The rand was a lot weaker on Wednesday morning‚ as the dollar built on its recent gains against a host of currencies amid chances of an increase in US interest rates by year-end.
The latest impetus for the greenback came from the US Federal Reserve chairwoman Janet Yellen‚ who on Tuesday reaffirmed the commitment to gradually increase the rates despite inflation running below its 2% target range.
Higher rates in the US tend to affect fund flows to emerging markets — a point raised by Reserve Bank governor Lesetja Kganyago last week when he chose to keep local rates on hold.

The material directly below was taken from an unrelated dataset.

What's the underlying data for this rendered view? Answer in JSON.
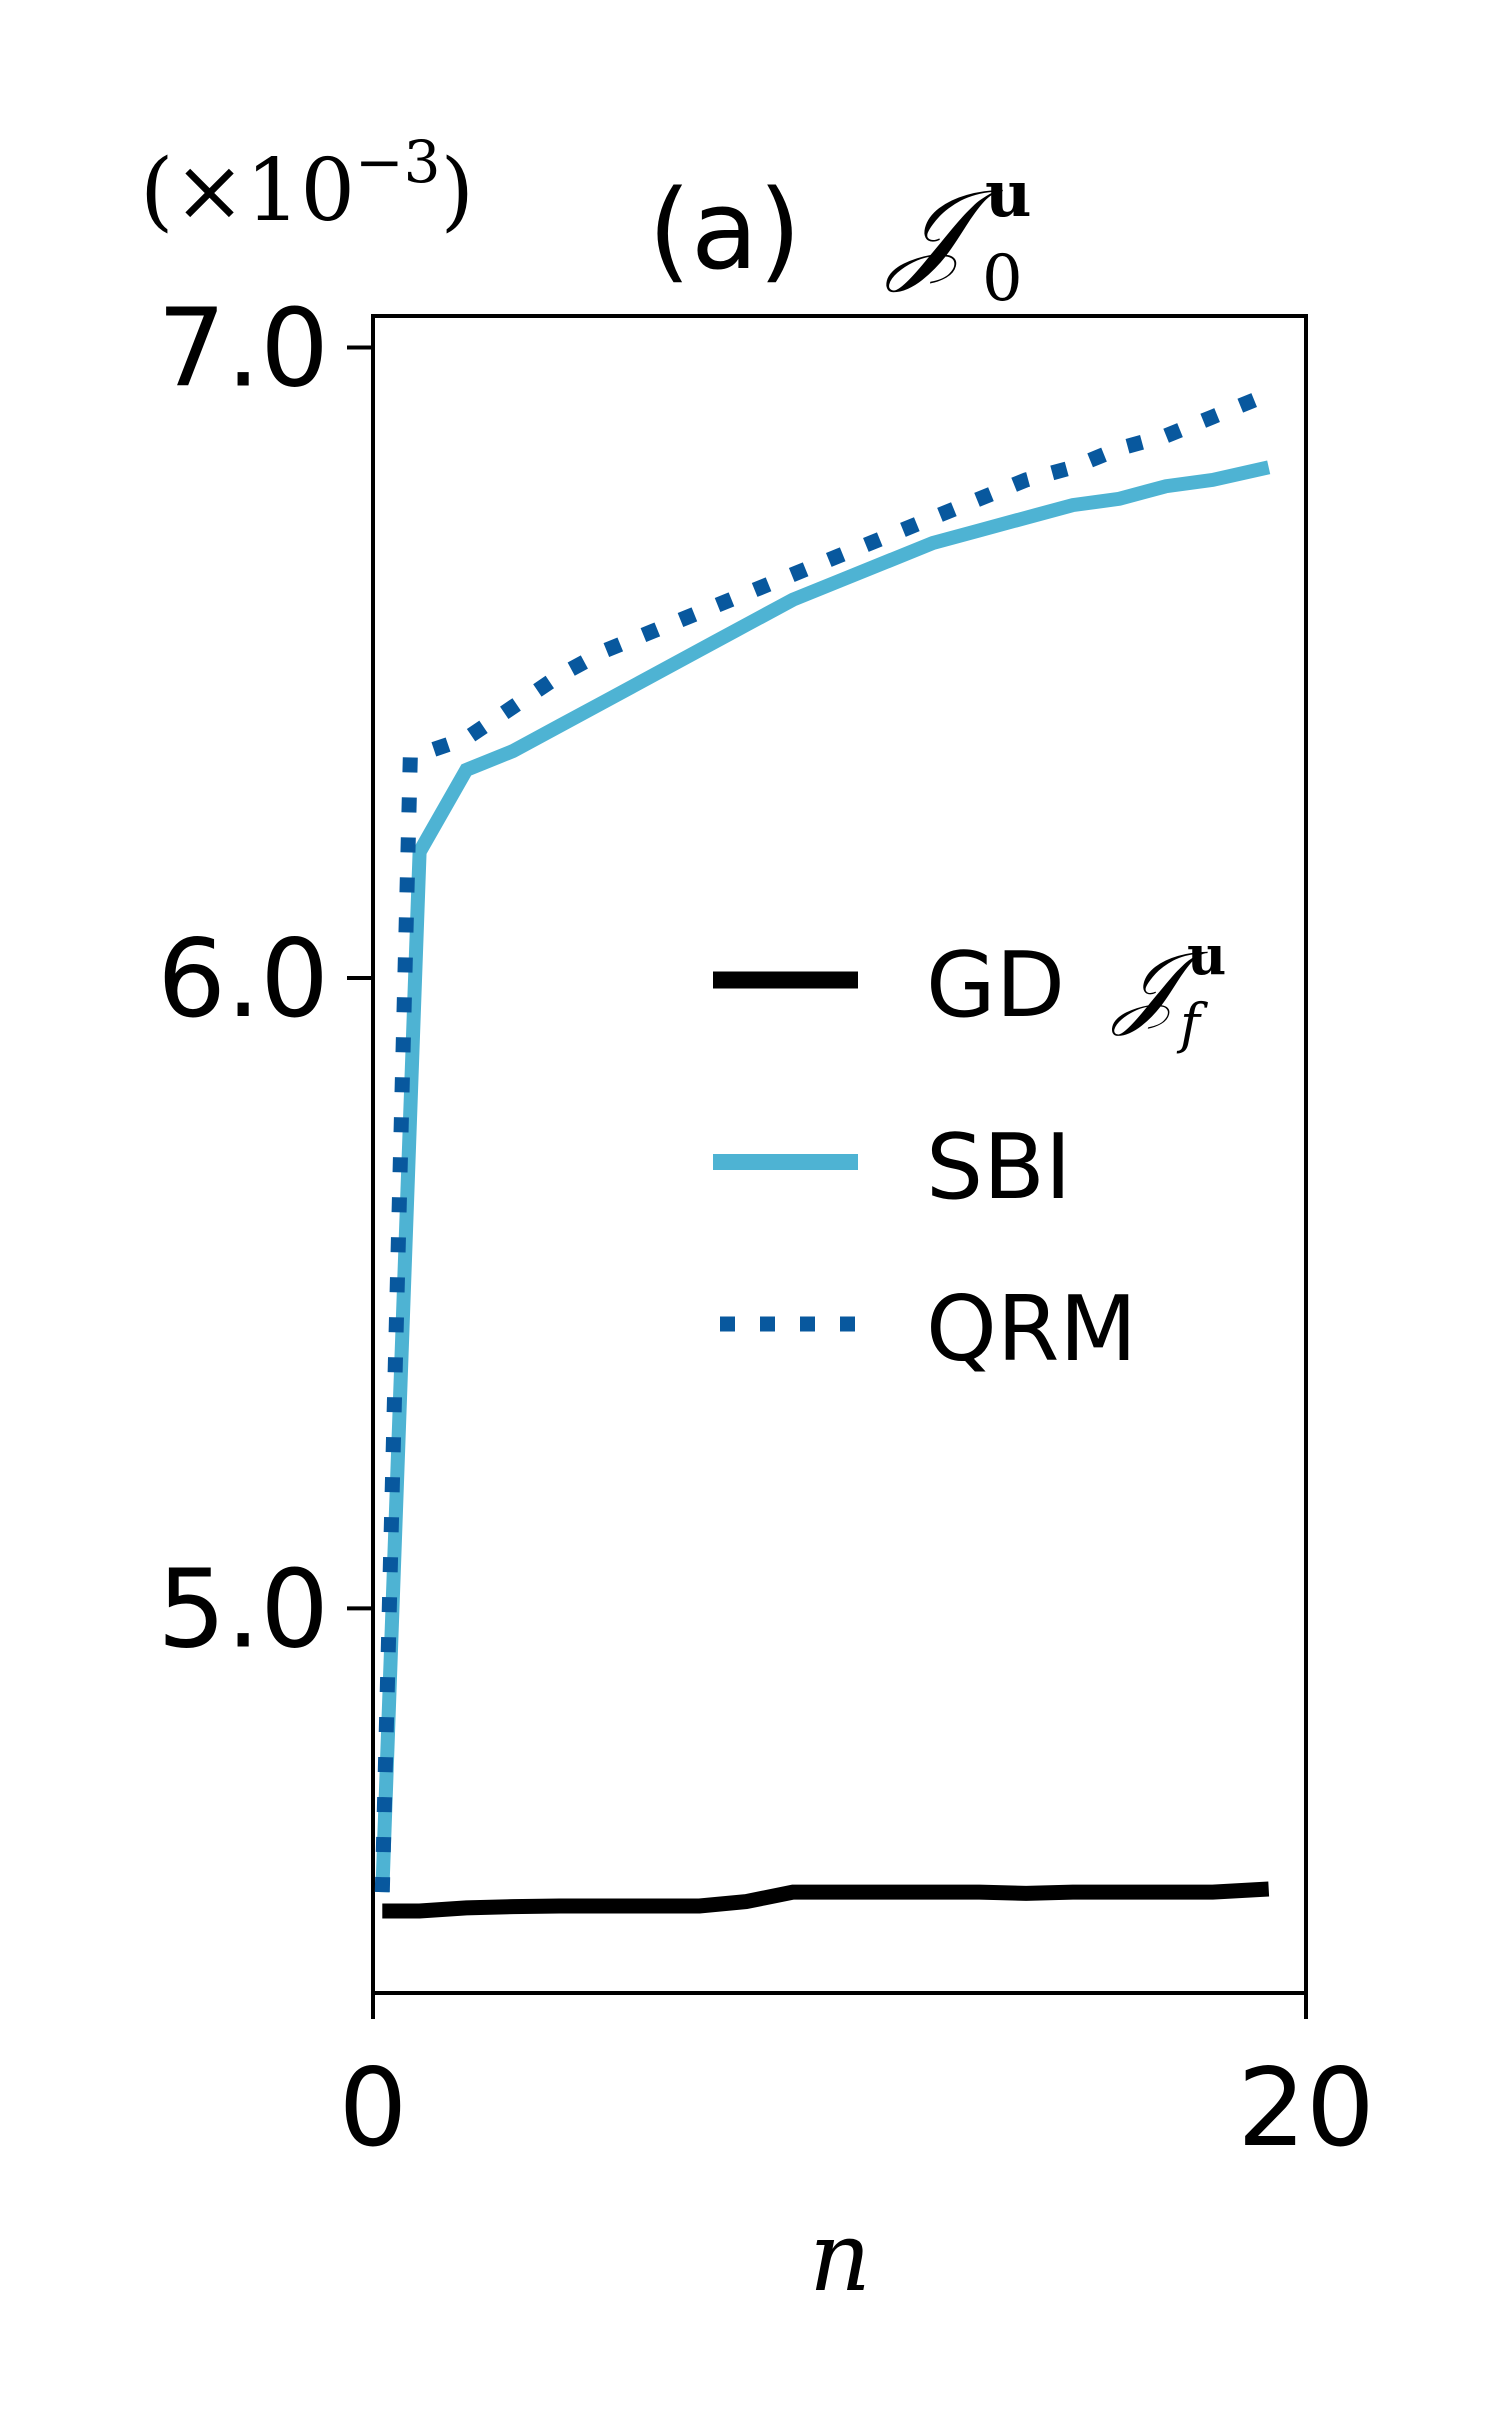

Yield-seeking foreigners have bought a net R70.4bn worth of local bonds so far in 2017‚ according to the JSE data.
“We warned last month that the rand may be the so-called ‘canary in a coal mine’ for EM [emerging markets] and needs to be watched closely‚” said Win Thin‚ global head of emerging market currency strategy at Brown Brothers Harriman.
“We focus on the rand because we think it has been one of the biggest beneficiaries of the quest for yield by investors. Yet the rand has always been one of our least favourite EM currencies. SA comes with very weak fundamentals‚ as well as heightened political and downgrade risks.”
As recently as three weeks ago‚ the rand bought a single dollar R12.74 before weakening sharply as the dollar strengthened.
At 9.26am‚ the rand was at R13.4683 to the dollar from R13.3774‚ at R15.8222 to the euro from R15.7772 and at R18.0159 to the pound from R18.0053.
The euro was at $1.1748 from $1.1783.